Deanna Raybourn has written a first-rate Victorian mystery with an atmosphere and period details that have an authentic feel about them. Lady Grey's sense of humor and the antics of her eccentric family keep the reader from becoming bogged down in the rather dark details of the mystery itself, a story involving deceptions, hidden sexual appetites, and disease that she could never have imagined before the death of her husband. All in all, this is an excellent debut novel despite the fact that it seemed to take forever for Lady Julia to finally make up her mind to investigate her husband's death, a rather sluggish beginning that could potentially cause some readers to mistakenly give up on the book before it really hits its stride. At times I felt like shaking Lady Grey and telling her to get on with it. When she finally did, I found that it had been worth the wait.

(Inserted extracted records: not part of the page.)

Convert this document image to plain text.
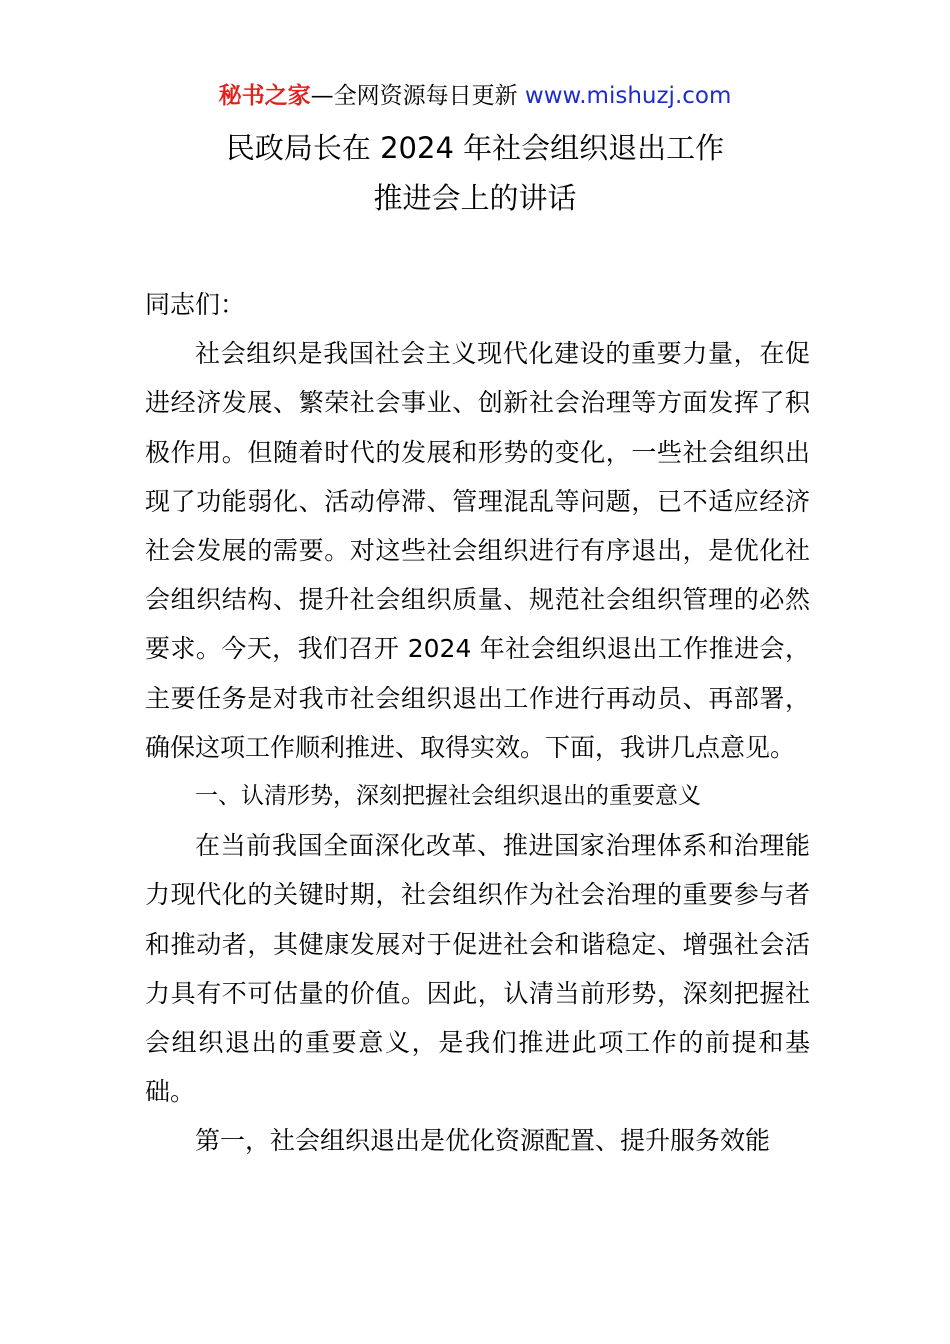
秘书之家—全网资源每日更新 www.mishuzj.com
民政局长在 2024 年社会组织退出工作
推进会上的讲话

同志们：

社会组织是我国社会主义现代化建设的重要力量，在促进经济发展、繁荣社会事业、创新社会治理等方面发挥了积极作用。但随着时代的发展和形势的变化，一些社会组织出现了功能弱化、活动停滞、管理混乱等问题，已不适应经济社会发展的需要。对这些社会组织进行有序退出，是优化社会组织结构、提升社会组织质量、规范社会组织管理的必然要求。今天，我们召开 2024 年社会组织退出工作推进会，主要任务是对我市社会组织退出工作进行再动员、再部署，确保这项工作顺利推进、取得实效。下面，我讲几点意见。

一、认清形势，深刻把握社会组织退出的重要意义

在当前我国全面深化改革、推进国家治理体系和治理能力现代化的关键时期，社会组织作为社会治理的重要参与者和推动者，其健康发展对于促进社会和谐稳定、增强社会活力具有不可估量的价值。因此，认清当前形势，深刻把握社会组织退出的重要意义，是我们推进此项工作的前提和基础。

第一，社会组织退出是优化资源配置、提升服务效能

Book Review: A complete waste of time.
Summary: 1 Stars

Silent in the Grave is not the worst book I have ever read, but it is a close runner up. The book reads painfully slow. About half-way through the book I seriously considered just chucking it aside. Some reviewers are outraged due to a certain "controversial" aspect of the book. The author was clearly trying to shock her readers. Well, she failed shocking this reader. One of my favorite books, Through a Glass Darkly, by Karleen Koen was based on something similar. The problem with this book is that it was horribly written. Silent in the Grave is a Victorian mystery, yet it hardly has the feel of the Victorian era. It looks like the author did some minor research and then just sprinkled a few of her findings here and there. She didn't really bother with character development and did a poor job with description. There is just nothing to compell the readers to keep reading. I have only ever given up on one book, but this book seriously tested me.